Our parents or grandparents knew for themselves and counseled those who would listen that marriage was meant to keep you safe — from exhaustion, starvation or disrepute.

Industrialization ended exhaustion. Social Security ended starvation. Disrepute still remains in some circles, but not for much longer.

The state’s interest in marriage was clear when it was the mechanism used to convey property, wealth and security. It’s difficult to grasp that only a little more than a century ago, children and wives were considered property themselves! Today, property is controlled or conveyed in other ways. Marriage often has nothing to do with it.

What had been an institution promoting economic stability has become something else altogether. It’s taken another generation to begin to say what marriage is becoming.

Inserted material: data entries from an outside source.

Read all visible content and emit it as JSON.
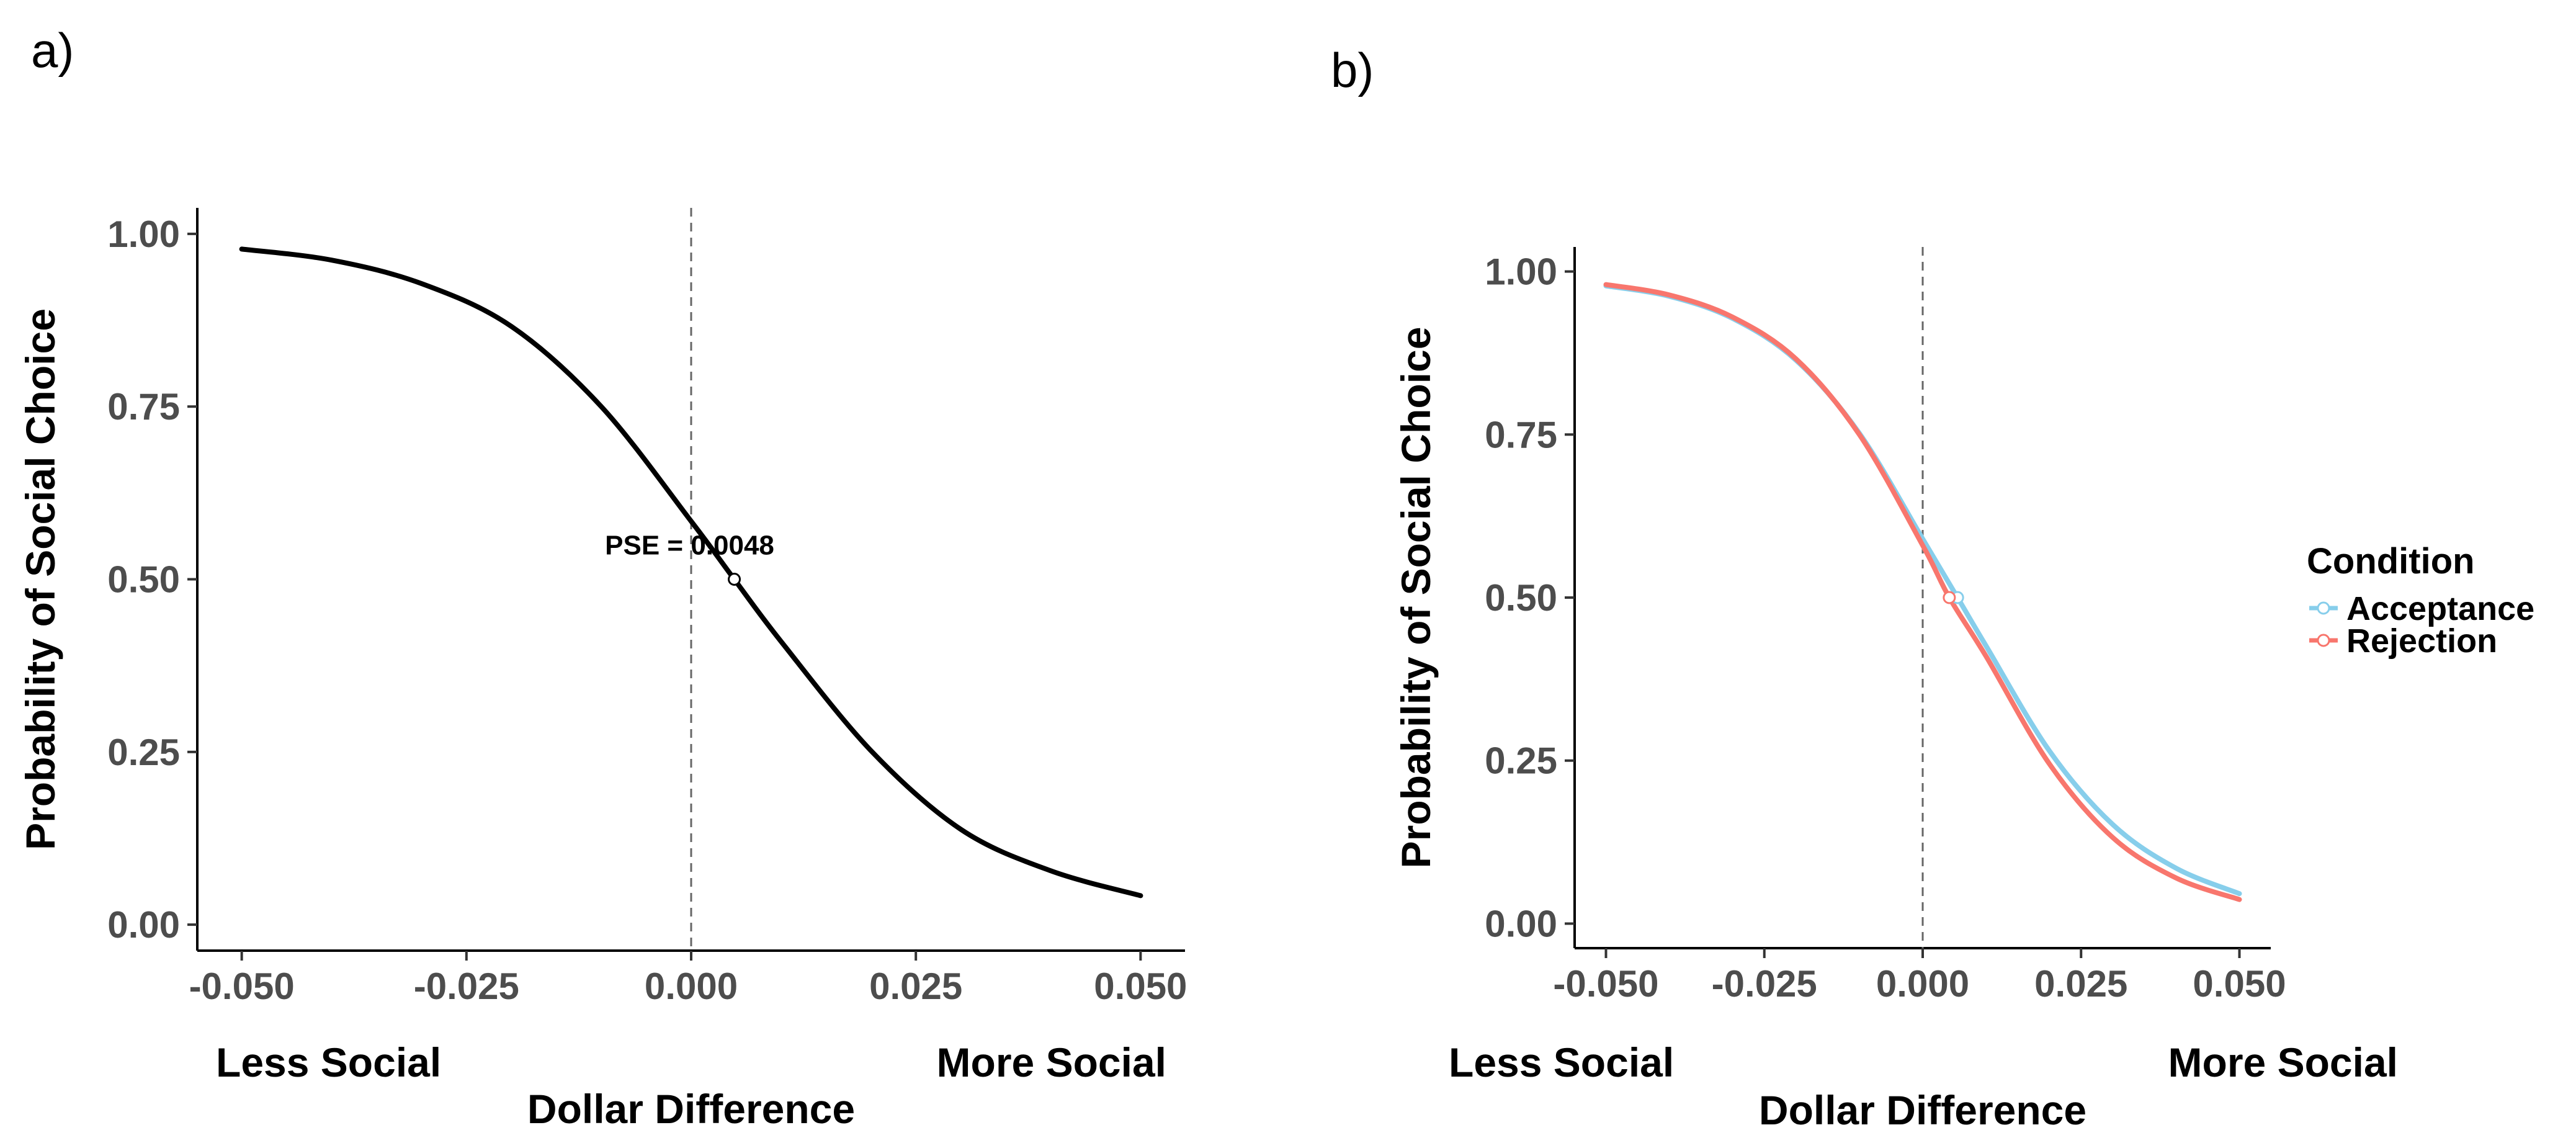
{
  "chart_data": [
    {
      "panel": "a)",
      "type": "line",
      "xlabel": "Dollar Difference",
      "ylabel": "Probability of Social Choice",
      "x_direction_labels": {
        "left": "Less Social",
        "right": "More Social"
      },
      "xlim": [
        -0.05,
        0.05
      ],
      "ylim": [
        0,
        1
      ],
      "x_ticks": [
        -0.05,
        -0.025,
        0,
        0.025,
        0.05
      ],
      "x_tick_labels": [
        "-0.050",
        "-0.025",
        "0.000",
        "0.025",
        "0.050"
      ],
      "y_ticks": [
        0,
        0.25,
        0.5,
        0.75,
        1
      ],
      "y_tick_labels": [
        "0.00",
        "0.25",
        "0.50",
        "0.75",
        "1.00"
      ],
      "grid": false,
      "reference_line": {
        "x": 0,
        "style": "dashed"
      },
      "series": [
        {
          "color": "#000000",
          "x": [
            -0.05,
            -0.04,
            -0.03,
            -0.02,
            -0.01,
            0,
            0.0048,
            0.01,
            0.02,
            0.03,
            0.04,
            0.05
          ],
          "y": [
            0.978,
            0.962,
            0.928,
            0.866,
            0.75,
            0.584,
            0.5,
            0.41,
            0.252,
            0.138,
            0.078,
            0.042
          ]
        }
      ],
      "pse_point": {
        "x": 0.0048,
        "y": 0.5,
        "label": "PSE = 0.0048"
      }
    },
    {
      "panel": "b)",
      "type": "line",
      "xlabel": "Dollar Difference",
      "ylabel": "Probability of Social Choice",
      "x_direction_labels": {
        "left": "Less Social",
        "right": "More Social"
      },
      "xlim": [
        -0.05,
        0.05
      ],
      "ylim": [
        0,
        1
      ],
      "x_ticks": [
        -0.05,
        -0.025,
        0,
        0.025,
        0.05
      ],
      "x_tick_labels": [
        "-0.050",
        "-0.025",
        "0.000",
        "0.025",
        "0.050"
      ],
      "y_ticks": [
        0,
        0.25,
        0.5,
        0.75,
        1
      ],
      "y_tick_labels": [
        "0.00",
        "0.25",
        "0.50",
        "0.75",
        "1.00"
      ],
      "grid": false,
      "reference_line": {
        "x": 0,
        "style": "dashed"
      },
      "legend": {
        "title": "Condition",
        "position": "right"
      },
      "series": [
        {
          "name": "Acceptance",
          "color": "#87CEEB",
          "x": [
            -0.05,
            -0.04,
            -0.03,
            -0.02,
            -0.01,
            0,
            0.0055,
            0.01,
            0.02,
            0.03,
            0.04,
            0.05
          ],
          "y": [
            0.978,
            0.962,
            0.928,
            0.864,
            0.752,
            0.59,
            0.5,
            0.426,
            0.265,
            0.152,
            0.085,
            0.046
          ],
          "pse_point": {
            "x": 0.0055,
            "y": 0.5
          }
        },
        {
          "name": "Rejection",
          "color": "#F8766D",
          "x": [
            -0.05,
            -0.04,
            -0.03,
            -0.02,
            -0.01,
            0,
            0.0042,
            0.01,
            0.02,
            0.03,
            0.04,
            0.05
          ],
          "y": [
            0.98,
            0.964,
            0.93,
            0.866,
            0.75,
            0.58,
            0.5,
            0.41,
            0.245,
            0.132,
            0.07,
            0.037
          ],
          "pse_point": {
            "x": 0.0042,
            "y": 0.5
          }
        }
      ]
    }
  ]
}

We were raised in households where marriage was considered the most reliable instrument for economic security. Our grandparents weathered hard times in their marriages by silently reminding themselves, “I’m not happy, but at least I’m not hungry.” When we eliminated the second half of that sentence, marriage lost its historical imperative.

Is it any wonder that divorce is so common? The ground beneath us began shifting in the 1960s, but nobody told us. Marriage was seen as important enough that it should be preserved and promoted, but not for its original reasons. “Till death do us part” became “until further notice.”

Fidelity hasn’t changed — marriage has.

Right or wrong, it’s now seen as a reliable vehicle to achieve personal happiness and fulfillment. Divorce rates cause some to question that perception, but we’re in a cultural maelstrom. It’s too soon to know what new social good marriage might help promote.

It’s not too soon to say that homosexuals have every right to share that hope with conventional couples.